MLB has a record high streaming viewership despite all-star game backlash

Fernando Tatis Jr. # 23 of the San Diego Padres runs past third base in the 18th inning against the Los Angeles Dodgers on April 18, 2021 at Petco Park in San Diego, California.

Matt Thomas | San Diego Padres | Getty Images

Sports fans streamed Major League Baseball more than ever for the first three weekends of the season as the sport continues to struggle through Covid-19 and political backlash.

MLB said that live games on its over-the-top service MLB.TV have accumulated more than 1.3 billion minutes of streams from the opening day April 1 through April 18. This is an increase of 12% compared to the first 18 days of the shortening 2020 season and 43% more than the same period for the 2019 season, the league said in a press release.

MLB’s streaming service allows consumers to view games that are not on the market. Fans streamed 121 million minutes of live games on the opening day, making it the most watched day in MLB.TV history.

However, the record in streaming viewership comes after some political setbacks.

MLB decided on April 2 to reschedule the All-Star game in 2021 after Georgia passed controversial electoral laws. The July 13 game was scheduled to take place at the Atlanta Braves Truist Park, but the competition has been moved to Colorado.

Republican lawmakers criticized the move, threatening to repeal antitrust laws that favor MLB. According to a recent report by research firm Morning Consult, the Republican MLB’s favoritism rating fell 35 points after the move.

MLB also has strong viewership in relation to ESPN’s Sunday Night package.
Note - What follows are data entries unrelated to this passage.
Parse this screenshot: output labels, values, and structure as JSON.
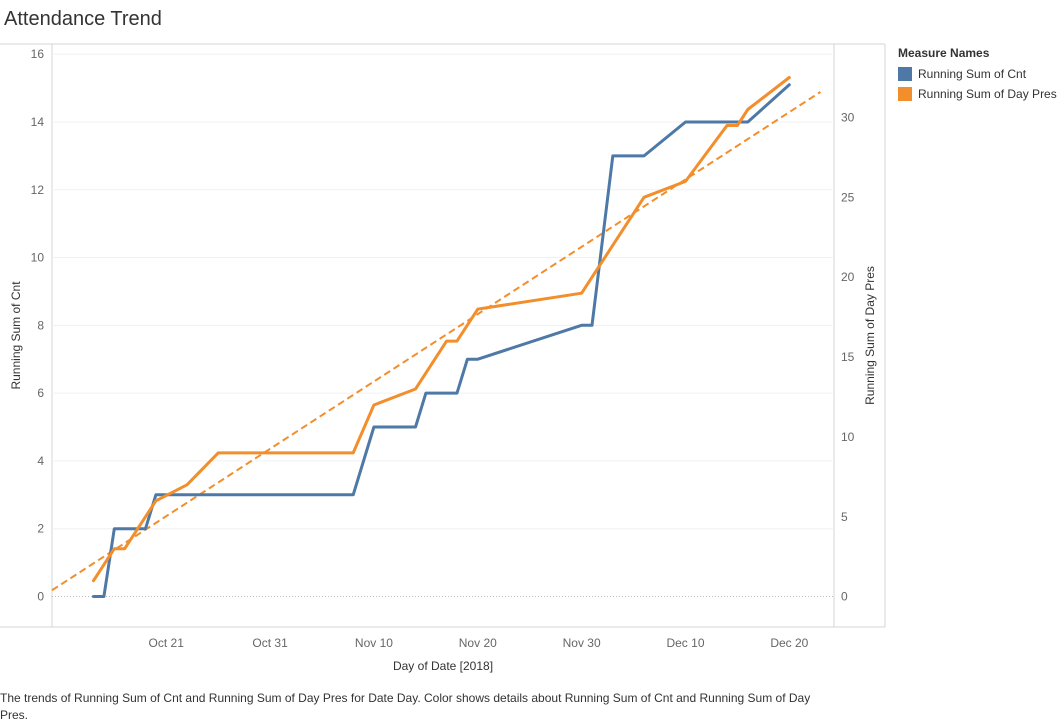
{
  "title": "Attendance Trend",
  "caption": "The trends of Running Sum of Cnt and Running Sum of Day Pres for Date Day.  Color shows details about Running Sum of Cnt and Running Sum of Day Pres.",
  "legend": {
    "title": "Measure Names",
    "items": [
      {
        "label": "Running Sum of Cnt",
        "color": "#4e79a7"
      },
      {
        "label": "Running Sum of Day Pres",
        "color": "#f28e2b"
      }
    ]
  },
  "chart_data": {
    "type": "line",
    "xlabel": "Day of Date [2018]",
    "ylabel_left": "Running Sum of Cnt",
    "ylabel_right": "Running Sum of Day Pres",
    "x_ticks": [
      "Oct 21",
      "Oct 31",
      "Nov 10",
      "Nov 20",
      "Nov 30",
      "Dec 10",
      "Dec 20"
    ],
    "y_left_ticks": [
      0,
      2,
      4,
      6,
      8,
      10,
      12,
      14,
      16
    ],
    "y_right_ticks": [
      0,
      5,
      10,
      15,
      20,
      25,
      30
    ],
    "ylim_left": [
      -0.9,
      16.3
    ],
    "ylim_right": [
      -1.9,
      34.6
    ],
    "xlim_days": [
      10,
      85.3
    ],
    "grid": true,
    "legend_position": "right",
    "series": [
      {
        "name": "Running Sum of Cnt",
        "axis": "left",
        "color": "#4e79a7",
        "points": [
          [
            "Oct 14",
            0
          ],
          [
            "Oct 15",
            0
          ],
          [
            "Oct 16",
            2
          ],
          [
            "Oct 19",
            2
          ],
          [
            "Oct 20",
            3
          ],
          [
            "Nov 8",
            3
          ],
          [
            "Nov 10",
            5
          ],
          [
            "Nov 14",
            5
          ],
          [
            "Nov 15",
            6
          ],
          [
            "Nov 18",
            6
          ],
          [
            "Nov 19",
            7
          ],
          [
            "Nov 20",
            7
          ],
          [
            "Nov 30",
            8
          ],
          [
            "Dec 1",
            8
          ],
          [
            "Dec 3",
            13
          ],
          [
            "Dec 6",
            13
          ],
          [
            "Dec 10",
            14
          ],
          [
            "Dec 16",
            14
          ],
          [
            "Dec 20",
            15.1
          ]
        ]
      },
      {
        "name": "Running Sum of Day Pres",
        "axis": "right",
        "color": "#f28e2b",
        "points": [
          [
            "Oct 14",
            1
          ],
          [
            "Oct 16",
            3
          ],
          [
            "Oct 17",
            3
          ],
          [
            "Oct 20",
            6
          ],
          [
            "Oct 23",
            7
          ],
          [
            "Oct 26",
            9
          ],
          [
            "Nov 8",
            9
          ],
          [
            "Nov 10",
            12
          ],
          [
            "Nov 14",
            13
          ],
          [
            "Nov 17",
            16
          ],
          [
            "Nov 18",
            16
          ],
          [
            "Nov 20",
            18
          ],
          [
            "Nov 30",
            19
          ],
          [
            "Dec 6",
            25
          ],
          [
            "Dec 10",
            26
          ],
          [
            "Dec 14",
            29.5
          ],
          [
            "Dec 15",
            29.5
          ],
          [
            "Dec 16",
            30.5
          ],
          [
            "Dec 20",
            32.5
          ]
        ]
      }
    ],
    "trend_line": {
      "series": "Running Sum of Day Pres",
      "style": "dashed",
      "color": "#f28e2b",
      "from": [
        "Oct 10",
        0.4
      ],
      "to": [
        "Dec 23",
        31.6
      ]
    }
  }
}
Using Nielsen statistics, the Disney property said their MLB package was up 33% on Sunday compared to the 2020 overall average.

In the first two weeks of the program, an average of 1.58 million viewers listened to the game Sunday Night. That number was around 1.19 million throughout the 2020 season.

The two parties are nearing a deal on a new media rights deal as ESPN’s $ 5.6 billion eight-year rights package expires. Currently, the network pays MLB approximately $ 700 million a year for rights including Sunday Night baseball and the all-star competition including the home run derby.

However, there has been speculation that ESPN might part ways with the weekday package on Mondays and Wednesdays. Unlike the Sunday games, the weekday games are not exclusive as the local markets also broadcast the game, which means ESPN is losing viewership.

Some media experts believe the package is valued at between $ 150 million and $ 200 million a year. MLB has already set new rights fees at Fox Sports and AT & T’s own Turner Sports.

MLB returned to a 162-game schedule this season after a 60-game campaign in 2020 due to the pandemic.

Correction: This story has been updated to take into account that fans have seen more than 1.3 billion minutes of streams.